Bei den Tarifverhandlungen für die rund 60.000 Beschäftigten der öffentlichen Banken verhärten sich der Gewerkschaft Verdi zufolge die Fronten. Die Arbeitgeber forderten harte Einschnitte bei den Einkommen der Beschäftigten, erklärte die Gewerkschaft am Donnerstag nach der zweiten Gesprächsrunde mit dem Bundesverband öffentlicher Banken (VÖB).

Der VÖB wolle eine Abschaffung der Gehaltsaufstiege per Berufserfahrung. Das Vorgehen des VÖB sei eine „offene Provokation gegenüber den Beschäftigten.“ „Es ist damit zu rechnen, dass wir nun sehr zeitnah zu ersten Warnstreiks aufrufen werden“, sagte Verdi-Verhandlungsleiter Jan Duscheck.
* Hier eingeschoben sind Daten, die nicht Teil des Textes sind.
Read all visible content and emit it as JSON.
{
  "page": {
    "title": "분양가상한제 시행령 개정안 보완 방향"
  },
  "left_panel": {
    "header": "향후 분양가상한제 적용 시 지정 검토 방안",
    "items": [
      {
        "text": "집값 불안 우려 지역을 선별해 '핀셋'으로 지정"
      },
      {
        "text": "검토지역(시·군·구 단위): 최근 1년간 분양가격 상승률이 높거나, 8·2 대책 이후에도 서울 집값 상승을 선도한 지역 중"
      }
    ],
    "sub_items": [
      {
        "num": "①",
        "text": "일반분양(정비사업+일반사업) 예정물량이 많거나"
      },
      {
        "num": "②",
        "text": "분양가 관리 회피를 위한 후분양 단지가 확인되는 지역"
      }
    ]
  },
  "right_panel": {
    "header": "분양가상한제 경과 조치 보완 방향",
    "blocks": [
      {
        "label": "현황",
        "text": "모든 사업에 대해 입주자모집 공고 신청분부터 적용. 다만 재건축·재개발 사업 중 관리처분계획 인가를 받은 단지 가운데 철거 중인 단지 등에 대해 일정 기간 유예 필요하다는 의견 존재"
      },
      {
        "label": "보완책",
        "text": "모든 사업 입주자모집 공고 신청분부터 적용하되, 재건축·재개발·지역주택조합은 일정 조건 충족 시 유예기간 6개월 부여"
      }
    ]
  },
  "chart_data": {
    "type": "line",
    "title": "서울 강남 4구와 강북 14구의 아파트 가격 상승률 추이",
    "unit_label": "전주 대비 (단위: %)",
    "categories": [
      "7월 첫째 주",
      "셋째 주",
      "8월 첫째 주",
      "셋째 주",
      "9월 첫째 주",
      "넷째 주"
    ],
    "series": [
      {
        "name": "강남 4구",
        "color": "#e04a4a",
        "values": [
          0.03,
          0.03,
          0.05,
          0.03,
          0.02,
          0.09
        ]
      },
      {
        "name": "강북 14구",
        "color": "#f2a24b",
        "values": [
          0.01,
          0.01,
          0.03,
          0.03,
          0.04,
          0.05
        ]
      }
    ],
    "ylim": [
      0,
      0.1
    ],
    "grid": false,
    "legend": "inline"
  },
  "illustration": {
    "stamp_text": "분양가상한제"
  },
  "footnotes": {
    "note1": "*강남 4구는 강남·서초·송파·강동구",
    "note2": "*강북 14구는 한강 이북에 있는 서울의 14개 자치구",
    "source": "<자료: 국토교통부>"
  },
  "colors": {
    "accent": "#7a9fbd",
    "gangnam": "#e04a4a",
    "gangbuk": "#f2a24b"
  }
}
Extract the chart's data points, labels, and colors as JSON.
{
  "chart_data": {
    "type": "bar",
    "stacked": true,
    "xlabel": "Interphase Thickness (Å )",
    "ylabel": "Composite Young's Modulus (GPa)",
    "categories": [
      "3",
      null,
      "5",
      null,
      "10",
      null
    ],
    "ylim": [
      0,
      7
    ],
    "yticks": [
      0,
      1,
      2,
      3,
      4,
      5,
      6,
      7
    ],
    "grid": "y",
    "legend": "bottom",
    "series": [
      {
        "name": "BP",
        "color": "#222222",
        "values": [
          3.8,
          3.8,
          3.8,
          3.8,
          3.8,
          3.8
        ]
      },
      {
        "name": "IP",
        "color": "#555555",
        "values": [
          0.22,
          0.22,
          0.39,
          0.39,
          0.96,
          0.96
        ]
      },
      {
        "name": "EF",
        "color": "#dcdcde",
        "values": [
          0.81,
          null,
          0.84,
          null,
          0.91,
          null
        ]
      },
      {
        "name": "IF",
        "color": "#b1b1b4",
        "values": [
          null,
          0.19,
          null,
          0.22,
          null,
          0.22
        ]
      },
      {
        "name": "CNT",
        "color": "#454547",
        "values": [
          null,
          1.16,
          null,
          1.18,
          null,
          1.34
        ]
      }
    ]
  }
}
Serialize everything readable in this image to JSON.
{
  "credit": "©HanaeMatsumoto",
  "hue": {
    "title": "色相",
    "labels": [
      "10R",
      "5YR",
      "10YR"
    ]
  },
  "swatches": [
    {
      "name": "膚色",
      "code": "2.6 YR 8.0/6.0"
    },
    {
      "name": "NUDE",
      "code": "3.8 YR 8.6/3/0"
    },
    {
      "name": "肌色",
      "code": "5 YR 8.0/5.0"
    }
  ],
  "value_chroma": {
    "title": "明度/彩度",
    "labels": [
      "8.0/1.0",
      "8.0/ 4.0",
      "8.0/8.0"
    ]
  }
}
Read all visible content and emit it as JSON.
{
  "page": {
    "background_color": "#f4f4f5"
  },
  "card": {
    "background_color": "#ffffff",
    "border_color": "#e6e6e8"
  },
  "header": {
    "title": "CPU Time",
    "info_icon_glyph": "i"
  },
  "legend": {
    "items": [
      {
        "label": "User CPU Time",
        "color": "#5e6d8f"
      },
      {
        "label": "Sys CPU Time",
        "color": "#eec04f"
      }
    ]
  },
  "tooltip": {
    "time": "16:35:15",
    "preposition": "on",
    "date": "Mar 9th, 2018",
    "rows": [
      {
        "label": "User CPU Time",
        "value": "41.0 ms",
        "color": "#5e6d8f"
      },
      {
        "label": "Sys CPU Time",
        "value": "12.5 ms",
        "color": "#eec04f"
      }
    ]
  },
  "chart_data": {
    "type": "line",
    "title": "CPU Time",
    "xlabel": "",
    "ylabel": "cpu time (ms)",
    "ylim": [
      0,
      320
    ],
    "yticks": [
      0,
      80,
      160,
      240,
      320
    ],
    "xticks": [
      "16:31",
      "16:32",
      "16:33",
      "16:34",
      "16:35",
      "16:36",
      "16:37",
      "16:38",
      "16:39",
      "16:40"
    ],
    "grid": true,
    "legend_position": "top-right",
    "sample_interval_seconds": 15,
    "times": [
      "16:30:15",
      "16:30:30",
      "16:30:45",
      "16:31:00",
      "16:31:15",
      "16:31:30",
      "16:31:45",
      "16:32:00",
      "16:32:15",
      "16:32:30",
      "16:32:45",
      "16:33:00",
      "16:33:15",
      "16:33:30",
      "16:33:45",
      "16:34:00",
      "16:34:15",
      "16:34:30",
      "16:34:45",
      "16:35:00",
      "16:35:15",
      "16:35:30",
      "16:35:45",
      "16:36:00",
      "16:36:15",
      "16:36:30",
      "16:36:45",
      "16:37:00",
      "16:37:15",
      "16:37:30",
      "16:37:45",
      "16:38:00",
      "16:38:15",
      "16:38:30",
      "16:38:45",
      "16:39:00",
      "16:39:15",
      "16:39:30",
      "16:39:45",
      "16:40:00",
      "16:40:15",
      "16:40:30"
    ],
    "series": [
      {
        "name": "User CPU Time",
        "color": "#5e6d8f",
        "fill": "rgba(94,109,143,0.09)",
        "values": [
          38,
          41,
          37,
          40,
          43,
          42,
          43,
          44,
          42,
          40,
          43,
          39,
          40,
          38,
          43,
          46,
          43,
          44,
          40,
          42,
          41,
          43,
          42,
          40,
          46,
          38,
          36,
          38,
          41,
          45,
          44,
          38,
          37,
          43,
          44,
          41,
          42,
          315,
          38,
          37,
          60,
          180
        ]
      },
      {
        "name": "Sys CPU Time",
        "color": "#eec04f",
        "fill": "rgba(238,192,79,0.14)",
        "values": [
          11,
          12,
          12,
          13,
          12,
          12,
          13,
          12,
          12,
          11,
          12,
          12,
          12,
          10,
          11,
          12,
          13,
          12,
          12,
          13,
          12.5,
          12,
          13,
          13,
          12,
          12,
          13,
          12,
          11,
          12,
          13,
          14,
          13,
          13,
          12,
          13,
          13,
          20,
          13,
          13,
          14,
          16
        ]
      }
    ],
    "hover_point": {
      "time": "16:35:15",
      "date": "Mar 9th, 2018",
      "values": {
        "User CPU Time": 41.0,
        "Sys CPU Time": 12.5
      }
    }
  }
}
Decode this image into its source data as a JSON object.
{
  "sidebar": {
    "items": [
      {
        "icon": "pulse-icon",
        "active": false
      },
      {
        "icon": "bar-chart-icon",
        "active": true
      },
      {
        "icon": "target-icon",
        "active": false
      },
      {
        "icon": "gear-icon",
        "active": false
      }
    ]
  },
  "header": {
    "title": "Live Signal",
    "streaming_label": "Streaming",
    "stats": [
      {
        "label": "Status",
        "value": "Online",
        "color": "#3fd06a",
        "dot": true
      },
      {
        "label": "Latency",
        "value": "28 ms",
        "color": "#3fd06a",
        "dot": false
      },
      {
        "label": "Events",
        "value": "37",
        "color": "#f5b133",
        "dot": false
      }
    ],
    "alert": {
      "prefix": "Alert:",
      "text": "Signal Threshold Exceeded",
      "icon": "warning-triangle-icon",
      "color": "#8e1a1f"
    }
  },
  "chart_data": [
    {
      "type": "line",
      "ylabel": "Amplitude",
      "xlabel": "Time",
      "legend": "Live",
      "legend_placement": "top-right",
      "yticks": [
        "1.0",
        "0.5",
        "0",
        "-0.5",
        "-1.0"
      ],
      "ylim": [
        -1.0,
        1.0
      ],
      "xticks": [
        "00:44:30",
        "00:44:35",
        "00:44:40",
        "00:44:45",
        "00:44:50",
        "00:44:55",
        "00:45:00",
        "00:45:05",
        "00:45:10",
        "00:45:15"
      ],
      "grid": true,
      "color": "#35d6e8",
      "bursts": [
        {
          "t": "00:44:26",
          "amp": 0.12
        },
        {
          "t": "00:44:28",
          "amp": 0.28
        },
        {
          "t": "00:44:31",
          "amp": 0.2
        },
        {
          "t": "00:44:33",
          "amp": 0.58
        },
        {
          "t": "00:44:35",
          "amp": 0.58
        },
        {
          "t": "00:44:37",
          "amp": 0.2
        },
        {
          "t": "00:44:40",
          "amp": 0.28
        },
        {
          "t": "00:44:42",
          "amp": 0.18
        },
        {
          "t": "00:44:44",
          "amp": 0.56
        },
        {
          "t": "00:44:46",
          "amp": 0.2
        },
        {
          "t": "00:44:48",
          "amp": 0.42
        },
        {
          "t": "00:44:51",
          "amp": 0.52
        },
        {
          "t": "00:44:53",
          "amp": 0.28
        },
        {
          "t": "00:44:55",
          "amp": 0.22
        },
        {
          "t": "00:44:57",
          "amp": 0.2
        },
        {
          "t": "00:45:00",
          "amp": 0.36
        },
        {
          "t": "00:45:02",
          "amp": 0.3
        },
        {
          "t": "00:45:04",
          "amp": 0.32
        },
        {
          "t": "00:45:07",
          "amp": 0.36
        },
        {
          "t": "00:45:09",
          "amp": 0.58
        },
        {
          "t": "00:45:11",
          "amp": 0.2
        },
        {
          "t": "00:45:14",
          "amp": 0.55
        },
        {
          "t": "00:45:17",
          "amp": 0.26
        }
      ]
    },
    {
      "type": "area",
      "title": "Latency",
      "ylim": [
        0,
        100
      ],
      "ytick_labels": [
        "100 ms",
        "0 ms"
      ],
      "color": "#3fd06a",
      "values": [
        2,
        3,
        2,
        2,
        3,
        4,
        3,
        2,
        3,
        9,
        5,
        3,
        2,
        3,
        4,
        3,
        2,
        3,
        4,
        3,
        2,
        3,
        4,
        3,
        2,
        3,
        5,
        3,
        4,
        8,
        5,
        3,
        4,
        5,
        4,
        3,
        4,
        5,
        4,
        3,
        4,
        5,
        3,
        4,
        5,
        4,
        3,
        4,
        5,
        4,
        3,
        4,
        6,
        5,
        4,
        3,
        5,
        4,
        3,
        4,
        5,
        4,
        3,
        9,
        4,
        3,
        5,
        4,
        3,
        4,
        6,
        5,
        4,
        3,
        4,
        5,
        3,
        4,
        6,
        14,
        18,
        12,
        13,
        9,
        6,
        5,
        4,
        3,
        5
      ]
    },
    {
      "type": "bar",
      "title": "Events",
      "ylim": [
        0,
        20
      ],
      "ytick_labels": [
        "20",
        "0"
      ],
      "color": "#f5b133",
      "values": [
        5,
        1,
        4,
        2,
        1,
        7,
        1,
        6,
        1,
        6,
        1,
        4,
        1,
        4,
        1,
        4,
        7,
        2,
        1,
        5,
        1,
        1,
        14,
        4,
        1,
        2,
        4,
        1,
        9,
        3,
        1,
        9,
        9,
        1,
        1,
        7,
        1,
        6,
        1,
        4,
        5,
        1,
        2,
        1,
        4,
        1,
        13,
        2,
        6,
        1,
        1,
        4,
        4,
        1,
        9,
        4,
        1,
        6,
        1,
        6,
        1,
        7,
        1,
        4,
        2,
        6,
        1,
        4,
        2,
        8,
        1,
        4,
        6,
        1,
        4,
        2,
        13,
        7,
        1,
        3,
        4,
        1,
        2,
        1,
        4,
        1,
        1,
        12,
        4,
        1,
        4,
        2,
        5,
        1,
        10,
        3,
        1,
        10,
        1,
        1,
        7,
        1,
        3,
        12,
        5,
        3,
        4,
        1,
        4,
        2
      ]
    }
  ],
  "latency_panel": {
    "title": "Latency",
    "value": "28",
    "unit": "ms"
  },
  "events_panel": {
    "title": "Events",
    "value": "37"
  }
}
Die Arbeitgeber hatten Überarbeitung des Tarifvertrages gefordert und wollen dabei das Entgeltsystem neu gestalten. Das Vertragswerk solle leistungsgerechter, transparenter und moderner werden. Sie peilen zudem einen „Gehaltsabschluss mit Augenmaß“ an.

Der Deutsche Bankangestellten Verband (DBV) und Verdi wollen in den Gesprächen nicht nur mehr Lohn für die Mitarbeiter rausholen, sie setzen sich auch für tariflich festgelegte Regelungen zum Homeoffice ein. Der VÖB, zu dem unter anderem die Landesbanken, Landesbausparkassen sowie die Sparkassen-Fondsgesellschaft Deka gehören, lehnte indes pauschale Vorgaben für mobiles Arbeiten ab.

Zudem fordert die Gewerkschaft 4,5 Prozent mehr Gehalt. Der DBV fordert eine Erhöhung um 4,8 Prozent sowie die Verkürzung der Wochenarbeitszeit um eine Stunde auf 38 Stunden. Die Gespräche sollen nun am 19. Oktober fortgesetzt werden.